This looks interesting. I am wondering how this can work with remote Runners like Dataflow or Flink.

I'm going to run with Dataflow soon.

I still didn't find the what I wanted... I want to get the place where the Map function runs, for example... But I think that gets pickled or something, and then I'm having a hard time to find the right location (I think).

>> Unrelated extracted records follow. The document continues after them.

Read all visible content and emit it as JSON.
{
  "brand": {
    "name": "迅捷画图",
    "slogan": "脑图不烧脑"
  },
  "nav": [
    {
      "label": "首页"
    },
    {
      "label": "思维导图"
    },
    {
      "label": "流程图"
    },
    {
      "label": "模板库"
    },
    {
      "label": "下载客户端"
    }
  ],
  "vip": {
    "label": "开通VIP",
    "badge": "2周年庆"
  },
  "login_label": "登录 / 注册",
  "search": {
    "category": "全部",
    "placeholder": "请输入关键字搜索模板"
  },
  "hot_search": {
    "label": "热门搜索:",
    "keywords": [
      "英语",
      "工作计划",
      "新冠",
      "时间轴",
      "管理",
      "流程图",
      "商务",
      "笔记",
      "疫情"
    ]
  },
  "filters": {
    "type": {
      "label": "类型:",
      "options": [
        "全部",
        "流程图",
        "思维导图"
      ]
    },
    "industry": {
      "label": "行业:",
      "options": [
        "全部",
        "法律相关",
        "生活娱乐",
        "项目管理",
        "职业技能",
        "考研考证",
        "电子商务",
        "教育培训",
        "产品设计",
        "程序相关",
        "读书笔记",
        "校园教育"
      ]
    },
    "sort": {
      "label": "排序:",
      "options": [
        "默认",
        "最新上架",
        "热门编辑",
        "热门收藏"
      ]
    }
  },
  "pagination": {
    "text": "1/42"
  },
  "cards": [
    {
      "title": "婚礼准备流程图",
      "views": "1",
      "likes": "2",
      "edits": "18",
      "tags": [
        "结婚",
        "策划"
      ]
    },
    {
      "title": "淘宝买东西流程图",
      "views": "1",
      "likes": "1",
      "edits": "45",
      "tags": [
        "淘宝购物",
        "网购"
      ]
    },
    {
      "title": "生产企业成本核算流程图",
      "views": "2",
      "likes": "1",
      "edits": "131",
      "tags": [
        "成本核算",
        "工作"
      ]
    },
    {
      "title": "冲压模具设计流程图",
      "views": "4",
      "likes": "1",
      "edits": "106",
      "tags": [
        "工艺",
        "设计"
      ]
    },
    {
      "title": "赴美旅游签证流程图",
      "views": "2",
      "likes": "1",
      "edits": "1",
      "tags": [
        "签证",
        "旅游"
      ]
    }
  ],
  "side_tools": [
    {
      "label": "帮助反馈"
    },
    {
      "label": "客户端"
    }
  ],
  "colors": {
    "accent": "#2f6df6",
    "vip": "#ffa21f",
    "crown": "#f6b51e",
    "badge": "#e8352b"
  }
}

Screenshot 2024-12-04 at 15 25 25

This is the code I use - it's not as clean as the snippets above:

def Pipeline__init_subclass__(cls: Pipeline, **kwargs):
    cls.apply = logfire.instrument("{transform}", extract_args=True)(cls.apply)
    cls.run = logfire.instrument("running {cls}")(cls.run)
    cls.visit = logfire.instrument()(cls.visit)


def PipelineRunner__init_subclass__(cls: PipelineRunner, **kwargs):
    cls.run_pipeline = logfire.instrument()(cls.run_pipeline)


def DoFnInvoker__init_subclass__(cls: DoFnInvoker, **kwargs):
    cls.invoke_process = logfire.instrument("{transform}")(cls.invoke_process)


def patch_beam_pipeline():
    Pipeline.__init_subclass__ = classmethod(Pipeline__init_subclass__)
    Pipeline.apply = logfire.instrument("{transform}", extract_args=True)(Pipeline.apply)
    Pipeline.run = logfire.instrument("running {self}")(Pipeline.run)
    Pipeline.visit = logfire.instrument()(Pipeline.visit)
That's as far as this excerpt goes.